The industry-leading pizza innovation, consistent everyday value, and the chicken sales layer will be our focus throughout 2014. We’ve also changed advertising agencies to help us break through more aggressively in the category and leverage the power of our leading brand.

And finally, while the country macros and our recent results haven’t been as strong as we’d like, we’re continuing to invest in and develop a great business in India. We currently have 613 restaurants and we are full steam ahead with development as we expect to open up 150 new units this year. Although it’s still early days, we expect our India division will drive substantial growth for Yum! in the years ahead, and we are making the required investments to build a powerhouse there.

So, to sum things up, in spite of our short-term sales issue with KFC in China, the fundamentals of the Yum! growth model remain extremely compelling. As you know better than I, there are three keys to driving shareholder value in retail: New unit development, same-store sales growth, and high returns.

In terms of development, our new unit opportunity in emerging markets, including China, remains the best in the retail, and our opportunity to expand is huge. We have three iconic brands, and while we have 58 restaurants per million people in the United States today, we only have two restaurants per million in the emerging markets. That’s a long runway for growth and gives us tremendous confidence in our ability to continue our aggressive expansion for many years to come.

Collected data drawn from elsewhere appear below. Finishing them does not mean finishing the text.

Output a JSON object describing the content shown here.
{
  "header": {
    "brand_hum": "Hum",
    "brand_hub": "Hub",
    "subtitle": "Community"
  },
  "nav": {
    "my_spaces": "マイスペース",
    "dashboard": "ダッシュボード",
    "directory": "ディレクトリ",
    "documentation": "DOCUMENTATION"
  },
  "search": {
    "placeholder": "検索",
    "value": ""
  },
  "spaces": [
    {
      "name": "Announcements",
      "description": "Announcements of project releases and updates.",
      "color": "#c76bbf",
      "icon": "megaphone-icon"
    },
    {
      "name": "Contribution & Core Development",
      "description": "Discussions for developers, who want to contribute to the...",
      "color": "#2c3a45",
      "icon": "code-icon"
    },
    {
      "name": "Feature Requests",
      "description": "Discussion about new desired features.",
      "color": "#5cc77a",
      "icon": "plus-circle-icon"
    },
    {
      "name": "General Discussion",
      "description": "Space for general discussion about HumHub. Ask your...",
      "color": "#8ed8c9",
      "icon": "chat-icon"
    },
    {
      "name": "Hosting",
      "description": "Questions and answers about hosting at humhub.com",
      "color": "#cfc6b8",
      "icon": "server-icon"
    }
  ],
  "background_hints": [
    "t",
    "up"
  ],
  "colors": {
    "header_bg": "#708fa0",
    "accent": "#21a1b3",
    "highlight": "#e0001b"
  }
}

Furthermore, we have nearly 40,000 restaurants around the world that have all kinds of capacity to grow. This represents a huge opportunity for same-store sales growth. In addition to our ongoing efforts to drive sales through improved product innovation, marketing, and operations, we’re developing major new sales layers, broadening our menu variety, expanding our day-parts, and opening new channels with digital.

I’ve mentioned our breakfast rollouts at Pizza Hut Casual Dining in China and at Taco Bell, but we’re also doing this at KFC in many of our emerging markets. Pizza Hut WingStreet in the U.S. is another example of what we’re doing to leverage our home delivery capabilities and drive higher levels of asset utilization.

Meanwhile, our returns on invested capital have consistently been among the best in the retail industry. We love the virtually capital free franchise model, which will generate over $1.8 billion in franchise fees this year. These franchise fees provide us with a large, reliable, and growing stream of cash which, combined with the profit from our equity stores, enables us to invest in high-return growth opportunities and return meaningful cash to our shareholders.

Speaking of shareholder cash payouts, I’m pleased to note that we recently increased our dividend by 10%, marking our ninth consecutive annual double-digit percentage increase. Since 2004, the year we instituted a dividend payment, we’ve returned over $11 billion to shareholders in the form of dividends and share repurchases, all while also continuing to invest in future growth. The mere fact that we’ve increased our dividend in a down year demonstrates the power of our operating cash flow and the confidence we have that our investment model will deliver strong shareholder returns for many years to come.

In summary, after over a decade of growth, 2013 is clearly proving to be a setback. However, we are confident we will restore our track record of double-digit EPS growth in 2014 and well into the future. We have an established track record. In fact, our compound annual growth rate in EPS is above 10% over the past 12 years, and that includes this year. I want to emphasize that we know these results are yesterday’s news, but we firmly believe that Yum! is a company on the ground floor of global growth, and recognize that it’s “show me” not “tell me” going forward.

Having said this, we have every belief and enormous intentionality that we’ll begin to get back on track in 2014. We expect to have a strong bounce-back year, driving EPS growth of at least 20%, which is admittedly now off a lower base than we had hoped for. And as always, if we can do better, we will.